Existem semanas que sequer deveriam ter começado e insistem em não terminar. Dizem que são dias assim que nos tornam melhores, pois é da adversidade que brota a força para lutarmos rumo à vitória. Quer dizer, isso quando as cacetadas sucessivas ou a mega-porrada não provocam o efeito inverso, anulando qualquer poder de reação.
Mas enfim. Dias como estes pedem uma única cura: fugir da rotina e chacoalhar a mente com uma atitude diferente do ocasional. Ainda que isso represente largar o carro num estacionamento qualquer e seguir viagem a pé, suando enquanto outros pensamentos caminham juntos. Mesmo uma ação trivial como esta pode representar uma surpresa após a curva.
E ela estava lá, na estação Trianon-Masp, na saída mais comprida rumo à Pamplona, sentido Jardins. Minha expressão abatida mudou quando vi um painel com a imagem e o nome de Mario Quintana. Reduzi o ritmo e parei diante daquela sequência de imagens e textos. Nem me importei com o horário ou com o movimento tresloucado dos pedestres que, solenemente, ignoravam minha presença atenta a cada detalhe.
A exposição itinerante, que certamente já tem alguns anos, é uma iniciativa do projeto Embarque na Leitura, excelente iniciativa do metrô paulistano que integra longos deslocamentos com livros emprestados desde 2004. Cinco estações (Luz, Paraíso, Tatuapé, Largo Treze e Santa Cecília) possuem minibibliotecas, onde o usuário pode retirar um livro e entregá-lo em até dez dias.
Fora isso, o projeto também já promoveu tarde de autógrafos, bate-papo com escritores, contagem de histórias, distribuição de livros e os tais painéis que homenageiam escritores brasileiros. Tem do Machado de Assis, da Cora Coralina, do Ignácio de Loyola Brandão e, por último mas não menos importante, do Poetinha.
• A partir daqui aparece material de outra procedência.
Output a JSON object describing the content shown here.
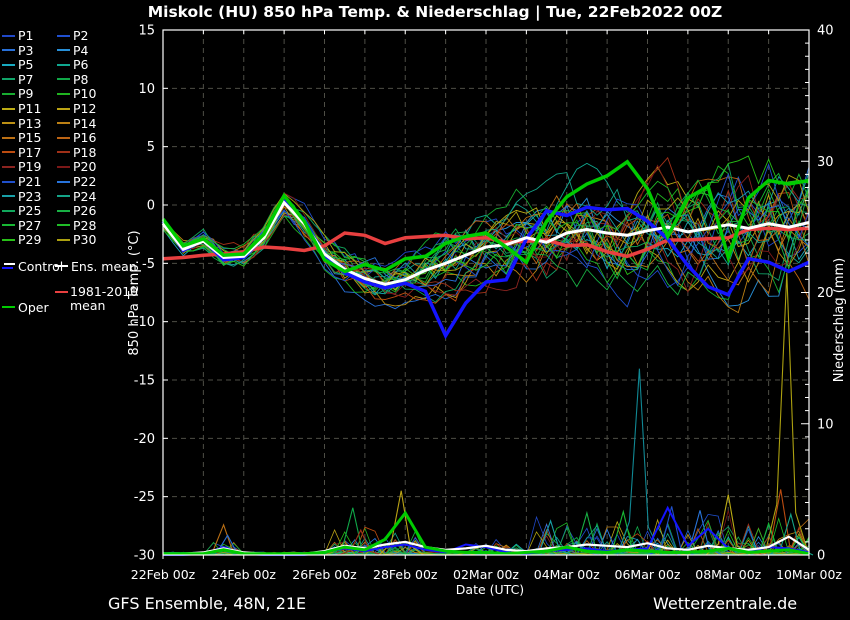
{
  "title": "Miskolc  (HU)  850 hPa Temp. & Niederschlag | Tue, 22Feb2022 00Z",
  "footer": {
    "left": "GFS Ensemble, 48N, 21E",
    "right": "Wetterzentrale.de"
  },
  "colors": {
    "background": "#000000",
    "frame": "#ffffff",
    "grid": "#4e4e46",
    "text": "#ffffff"
  },
  "legend": {
    "members": [
      {
        "label": "P1",
        "color": "#2048c8"
      },
      {
        "label": "P2",
        "color": "#2050d0"
      },
      {
        "label": "P3",
        "color": "#2870d8"
      },
      {
        "label": "P4",
        "color": "#2890d8"
      },
      {
        "label": "P5",
        "color": "#18aac0"
      },
      {
        "label": "P6",
        "color": "#10a890"
      },
      {
        "label": "P7",
        "color": "#10a468"
      },
      {
        "label": "P8",
        "color": "#10a848"
      },
      {
        "label": "P9",
        "color": "#18ac30"
      },
      {
        "label": "P10",
        "color": "#20b420"
      },
      {
        "label": "P11",
        "color": "#bcac14"
      },
      {
        "label": "P12",
        "color": "#bca414"
      },
      {
        "label": "P13",
        "color": "#bc9014"
      },
      {
        "label": "P14",
        "color": "#bc8014"
      },
      {
        "label": "P15",
        "color": "#bc7014"
      },
      {
        "label": "P16",
        "color": "#bc6414"
      },
      {
        "label": "P17",
        "color": "#bc4c10"
      },
      {
        "label": "P18",
        "color": "#a03018"
      },
      {
        "label": "P19",
        "color": "#8c2420"
      },
      {
        "label": "P20",
        "color": "#7c1818"
      },
      {
        "label": "P21",
        "color": "#2050cc"
      },
      {
        "label": "P22",
        "color": "#2874dc"
      },
      {
        "label": "P23",
        "color": "#18a0a8"
      },
      {
        "label": "P24",
        "color": "#14a488"
      },
      {
        "label": "P25",
        "color": "#10a85c"
      },
      {
        "label": "P26",
        "color": "#18b044"
      },
      {
        "label": "P27",
        "color": "#18b834"
      },
      {
        "label": "P28",
        "color": "#20bc28"
      },
      {
        "label": "P29",
        "color": "#28c018"
      },
      {
        "label": "P30",
        "color": "#aca010"
      }
    ],
    "control": {
      "label": "Control",
      "colors": [
        "#ffffff",
        "#1414ff"
      ]
    },
    "ens_mean": {
      "label": "Ens. mean",
      "color": "#ffffff"
    },
    "clim": {
      "label_line1": "1981-2010",
      "label_line2": "mean",
      "color": "#e84040"
    },
    "oper": {
      "label": "Oper",
      "color": "#00cc00"
    }
  },
  "axes": {
    "x": {
      "label": "Date (UTC)",
      "tick_labels": [
        "22Feb 00z",
        "24Feb 00z",
        "26Feb 00z",
        "28Feb 00z",
        "02Mar 00z",
        "04Mar 00z",
        "06Mar 00z",
        "08Mar 00z",
        "10Mar 00z"
      ],
      "label_every_days": 2,
      "days_total": 16
    },
    "y_left": {
      "label": "850 hPa Temp. (°C)",
      "min": -30,
      "max": 15,
      "ticks": [
        15,
        10,
        5,
        0,
        -5,
        -10,
        -15,
        -20,
        -25,
        -30
      ]
    },
    "y_right": {
      "label": "Niederschlag (mm)",
      "min": 0,
      "max": 40,
      "ticks": [
        40,
        30,
        20,
        10,
        0
      ],
      "minor_step_mm": 1
    }
  },
  "chart_data": {
    "type": "line",
    "title": "Miskolc (HU) 850 hPa Temp. & Niederschlag | Tue, 22Feb2022 00Z",
    "xlabel": "Date (UTC)",
    "ylabel_left": "850 hPa Temp. (°C)",
    "ylabel_right": "Niederschlag (mm)",
    "x_start": "22Feb2022 00Z",
    "x_end": "10Mar2022 00Z",
    "x_step_hours": 12,
    "ylim_temp": [
      -30,
      15
    ],
    "ylim_precip": [
      0,
      40
    ],
    "grid": true,
    "series": [
      {
        "name": "1981-2010 mean",
        "color": "#e84040",
        "width": 3.5,
        "temp": [
          -4.6,
          -4.5,
          -4.3,
          -4.2,
          -4.0,
          -3.6,
          -3.7,
          -3.9,
          -3.5,
          -2.4,
          -2.6,
          -3.3,
          -2.8,
          -2.7,
          -2.6,
          -2.9,
          -2.8,
          -3.2,
          -3.1,
          -3.0,
          -3.5,
          -3.4,
          -4.0,
          -4.4,
          -3.8,
          -3.0,
          -3.0,
          -2.9,
          -2.8,
          -2.1,
          -2.0,
          -2.1,
          -2.0
        ]
      },
      {
        "name": "Control",
        "color": "#1414ff",
        "width": 3.5,
        "precip_width": 2,
        "temp": [
          -1.4,
          -3.9,
          -3.0,
          -4.7,
          -4.5,
          -2.7,
          0.6,
          -1.3,
          -4.4,
          -5.8,
          -6.6,
          -7.1,
          -6.7,
          -7.4,
          -11.2,
          -8.4,
          -6.6,
          -6.4,
          -2.9,
          -0.5,
          -0.9,
          -0.2,
          -0.4,
          -0.3,
          -1.4,
          -2.9,
          -5.2,
          -7.0,
          -7.7,
          -4.6,
          -4.9,
          -5.7,
          -4.9
        ],
        "precip": [
          0,
          0,
          0.1,
          0.6,
          0.1,
          0,
          0,
          0,
          0.2,
          0.5,
          0.3,
          0.6,
          0.8,
          0.4,
          0.2,
          0.8,
          0.6,
          0.2,
          0.1,
          0.3,
          0.4,
          0.5,
          0.3,
          0.4,
          0.5,
          3.6,
          0.7,
          2.0,
          0.5,
          0.3,
          0.6,
          0.5,
          0.2
        ]
      },
      {
        "name": "Ens. mean",
        "color": "#ffffff",
        "width": 3,
        "precip_width": 2.2,
        "temp": [
          -1.6,
          -3.8,
          -3.1,
          -4.5,
          -4.4,
          -2.8,
          0.2,
          -1.6,
          -4.2,
          -5.5,
          -6.3,
          -6.8,
          -6.4,
          -5.6,
          -5.0,
          -4.3,
          -3.6,
          -3.4,
          -2.8,
          -3.2,
          -2.4,
          -2.1,
          -2.4,
          -2.6,
          -2.2,
          -1.9,
          -2.3,
          -2.0,
          -1.7,
          -2.0,
          -1.6,
          -1.9,
          -1.5
        ],
        "precip": [
          0.1,
          0.1,
          0.2,
          0.5,
          0.2,
          0.1,
          0.1,
          0.1,
          0.3,
          0.7,
          0.5,
          0.8,
          1.0,
          0.6,
          0.4,
          0.5,
          0.7,
          0.4,
          0.3,
          0.5,
          0.6,
          0.8,
          0.7,
          0.6,
          0.9,
          0.5,
          0.4,
          0.7,
          0.5,
          0.4,
          0.6,
          1.4,
          0.4
        ]
      },
      {
        "name": "Oper",
        "color": "#00cc00",
        "width": 3.5,
        "precip_width": 3,
        "temp": [
          -1.2,
          -3.5,
          -2.9,
          -4.3,
          -4.2,
          -2.5,
          0.8,
          -1.4,
          -4.7,
          -5.7,
          -5.1,
          -5.6,
          -4.6,
          -4.4,
          -3.3,
          -2.7,
          -2.4,
          -3.6,
          -4.9,
          -1.4,
          0.7,
          1.8,
          2.5,
          3.7,
          1.4,
          -2.7,
          0.6,
          1.6,
          -4.5,
          0.6,
          2.1,
          1.8,
          2.1
        ],
        "precip": [
          0.1,
          0.1,
          0.1,
          0.4,
          0.1,
          0.1,
          0.1,
          0.1,
          0.2,
          0.6,
          0.4,
          1.2,
          3.2,
          0.6,
          0.3,
          0.2,
          0.2,
          0.1,
          0.2,
          0.3,
          0.6,
          0.3,
          0.2,
          0.4,
          0.3,
          0.2,
          0.2,
          0.3,
          0.5,
          0.2,
          0.3,
          0.4,
          0.1
        ]
      }
    ],
    "ensemble_spread_degC": [
      0.6,
      1.0,
      1.2,
      1.3,
      1.4,
      1.5,
      1.5,
      1.8,
      2.0,
      2.2,
      2.4,
      2.6,
      3.0,
      3.2,
      3.5,
      3.7,
      4.2,
      4.4,
      4.6,
      4.8,
      5.2,
      5.4,
      5.6,
      5.6,
      5.8,
      6.0,
      6.2,
      6.4,
      6.6,
      6.8,
      7.2,
      7.6,
      8.0
    ],
    "wet_windows": [
      {
        "from": 1.2,
        "to": 1.9,
        "max_mm": 1.6
      },
      {
        "from": 4.2,
        "to": 6.3,
        "max_mm": 2.8
      },
      {
        "from": 7.6,
        "to": 8.9,
        "max_mm": 1.2
      },
      {
        "from": 9.2,
        "to": 12.7,
        "max_mm": 3.0
      },
      {
        "from": 12.9,
        "to": 16,
        "max_mm": 3.5
      }
    ],
    "precip_events": [
      {
        "member": "P15",
        "day": 1.5,
        "peak_mm": 2.3,
        "color": "#bc7014"
      },
      {
        "member": "P3",
        "day": 1.6,
        "peak_mm": 1.5,
        "color": "#2870d8"
      },
      {
        "member": "P8",
        "day": 4.7,
        "peak_mm": 3.6,
        "color": "#10a848"
      },
      {
        "member": "P18",
        "day": 4.9,
        "peak_mm": 1.9,
        "color": "#a03018"
      },
      {
        "member": "P12",
        "day": 5.9,
        "peak_mm": 4.9,
        "color": "#bca414"
      },
      {
        "member": "P23",
        "day": 9.6,
        "peak_mm": 2.6,
        "color": "#18a0a8"
      },
      {
        "member": "P26",
        "day": 10.5,
        "peak_mm": 3.2,
        "color": "#18b044"
      },
      {
        "member": "P27",
        "day": 11.4,
        "peak_mm": 3.3,
        "color": "#18b834"
      },
      {
        "member": "P23",
        "day": 11.8,
        "peak_mm": 14.2,
        "color": "#108894"
      },
      {
        "member": "P21",
        "day": 12.6,
        "peak_mm": 3.7,
        "color": "#2050cc"
      },
      {
        "member": "P22",
        "day": 13.3,
        "peak_mm": 3.4,
        "color": "#2874dc"
      },
      {
        "member": "P11",
        "day": 14.0,
        "peak_mm": 4.6,
        "color": "#bcac14"
      },
      {
        "member": "P17",
        "day": 15.3,
        "peak_mm": 5.0,
        "color": "#bc4c10"
      },
      {
        "member": "P30",
        "day": 15.45,
        "peak_mm": 21.5,
        "color": "#aca010"
      },
      {
        "member": "P24",
        "day": 15.55,
        "peak_mm": 3.1,
        "color": "#14a488"
      }
    ]
  }
}
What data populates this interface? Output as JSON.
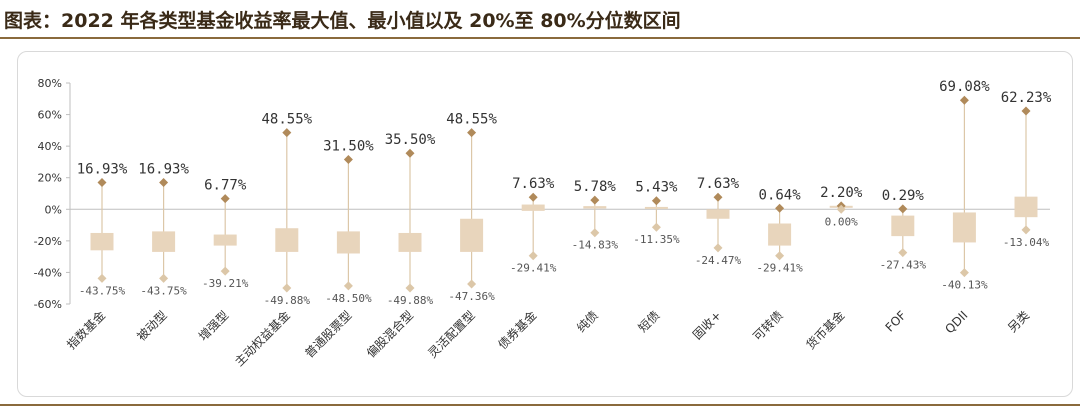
{
  "title": "图表：2022 年各类型基金收益率最大值、最小值以及 20%至 80%分位数区间",
  "chart_data": {
    "type": "box",
    "title": "图表：2022 年各类型基金收益率最大值、最小值以及 20%至 80%分位数区间",
    "ylim": [
      -60,
      80
    ],
    "y_ticks": [
      "80%",
      "60%",
      "40%",
      "20%",
      "0%",
      "-20%",
      "-40%",
      "-60%"
    ],
    "y_tick_values": [
      80,
      60,
      40,
      20,
      0,
      -20,
      -40,
      -60
    ],
    "grid": false,
    "colors": {
      "box": "#e8d5bc",
      "marker": "#b08a5a",
      "whisker": "#dcc7a8",
      "axis": "#bfbfbf"
    },
    "categories": [
      "指数基金",
      "被动型",
      "增强型",
      "主动权益基金",
      "普通股票型",
      "偏股混合型",
      "灵活配置型",
      "债券基金",
      "纯债",
      "短债",
      "固收+",
      "可转债",
      "货币基金",
      "FOF",
      "QDII",
      "另类"
    ],
    "max": [
      16.93,
      16.93,
      6.77,
      48.55,
      31.5,
      35.5,
      48.55,
      7.63,
      5.78,
      5.43,
      7.63,
      0.64,
      2.2,
      0.29,
      69.08,
      62.23
    ],
    "min": [
      -43.75,
      -43.75,
      -39.21,
      -49.88,
      -48.5,
      -49.88,
      -47.36,
      -29.41,
      -14.83,
      -11.35,
      -24.47,
      -29.41,
      0.0,
      -27.43,
      -40.13,
      -13.04
    ],
    "q20": [
      -26,
      -27,
      -23,
      -27,
      -28,
      -27,
      -27,
      -1,
      0.5,
      0.5,
      -6,
      -23,
      1.5,
      -17,
      -21,
      -5
    ],
    "q80": [
      -15,
      -14,
      -16,
      -12,
      -14,
      -15,
      -6,
      3,
      2,
      1.5,
      0,
      -9,
      2.2,
      -4,
      -2,
      8
    ],
    "max_labels": [
      "16.93%",
      "16.93%",
      "6.77%",
      "48.55%",
      "31.50%",
      "35.50%",
      "48.55%",
      "7.63%",
      "5.78%",
      "5.43%",
      "7.63%",
      "0.64%",
      "2.20%",
      "0.29%",
      "69.08%",
      "62.23%"
    ],
    "min_labels": [
      "-43.75%",
      "-43.75%",
      "-39.21%",
      "-49.88%",
      "-48.50%",
      "-49.88%",
      "-47.36%",
      "-29.41%",
      "-14.83%",
      "-11.35%",
      "-24.47%",
      "-29.41%",
      "0.00%",
      "-27.43%",
      "-40.13%",
      "-13.04%"
    ]
  }
}
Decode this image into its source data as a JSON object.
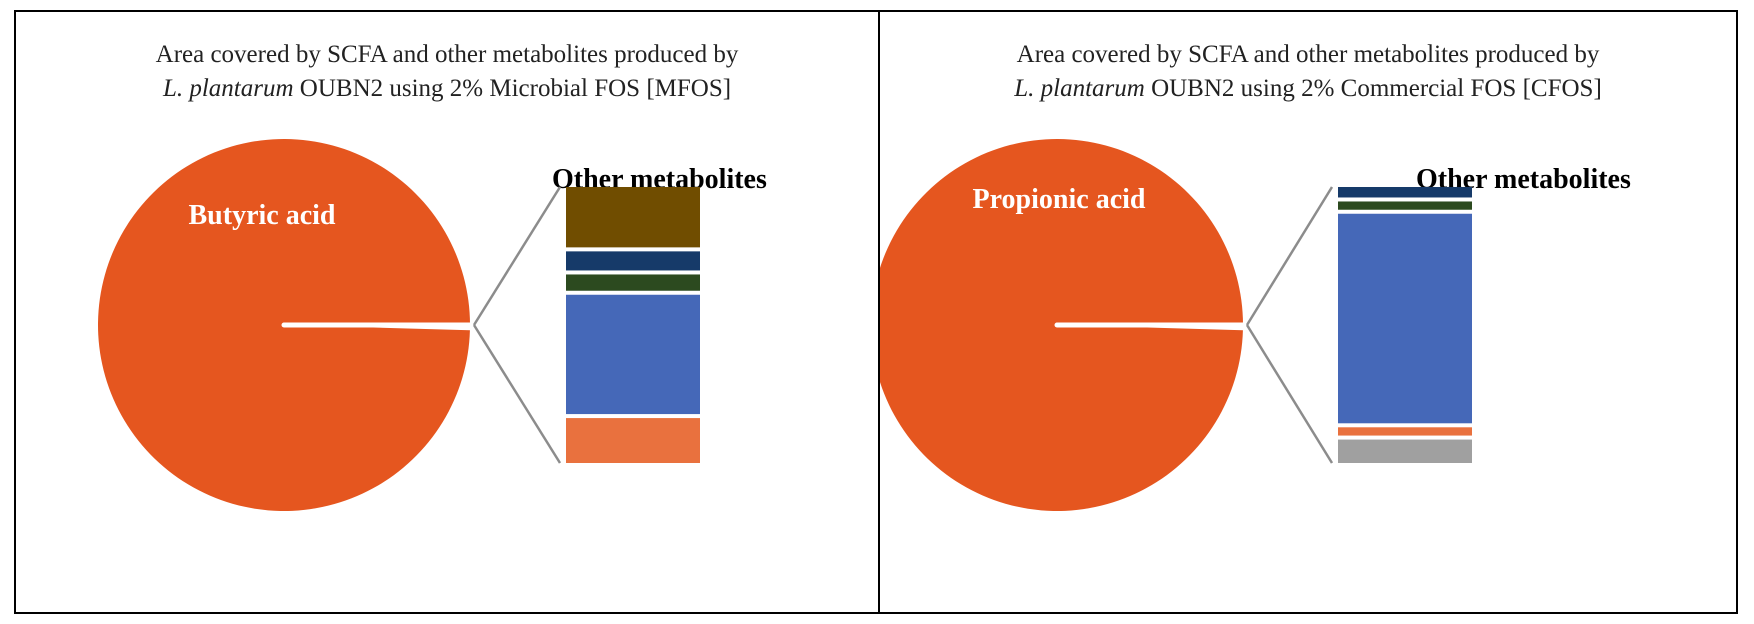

Os primeiros painéis mesclam fotos de toda sua vida com um resumo biográfico sucinto e direto. Lembra seu nascimento prematuro, seu primeiro emprego na Livraria do Globo, sua passagem na farmácia do pai e o contato permanente com a língua francesa, fato que contribuiu para seu sucesso não só como como tradutor de obras clássicas, mas também ao extrair a poesia das palavras.
Em outros painéis, poemas trazem o lado irônico da vida e da morte, além de frases pinçadas do Caderno H, do Correio do Povo de Porto Alegre – que levava esse nome por ser feito “na última hora, na hora H, na hora final”. Duas mensagens clássicas me fizeram sorrir de verdade. A primeira reproduz um texto autobiográfico, publicado na revista IstoÉ em 14 de novembro de 1984:
Nasci em Alegrete, em 30 de julho de 1906. Creio que foi a principal coisa que me aconteceu. E agora pedem-me que fale sobre mim mesmo. Bem! Eu sempre achei que toda confissão não transfigurada pela arte é indecente. Minha vida está nos meus poemas, meus poemas são eu mesmo, nunca escrevi uma vírgula que não fosse uma confissão. Ah! mas o que querem são detalhes, cruezas, fofocas… Aí vai! Estou com 78 anos, mas sem idade. Idades só há duas: ou se está vivo ou morto. Neste último caso é idade demais, pois foi-nos prometida a Eternidade.
Nasci no rigor do inverno, temperatura: 1grau; e ainda por cima prematuramente, o que me deixava meio complexado, pois achava que não estava pronto. Até que um dia descobri que alguém tão completo como Winston Churchill nascera prematuro – o mesmo tendo acontecido a sir Isaac Newton! “Excusez du peu”… Prefiro citar a opinião dos outros sobre mim. Dizem que sou modesto. Pelo contrário, sou tão orgulhoso que acho que nunca escrevi algo à minha altura. Porque poesia é insatisfação, um anseio de auto-superação. Um poeta satisfeito não satisfaz. Dizem que sou tímido. Nada disso! sou é caladão, introspectivo. Não sei porque sujeitam os introvertidos a tratamentos. Só por não poderem ser chatos como os outros?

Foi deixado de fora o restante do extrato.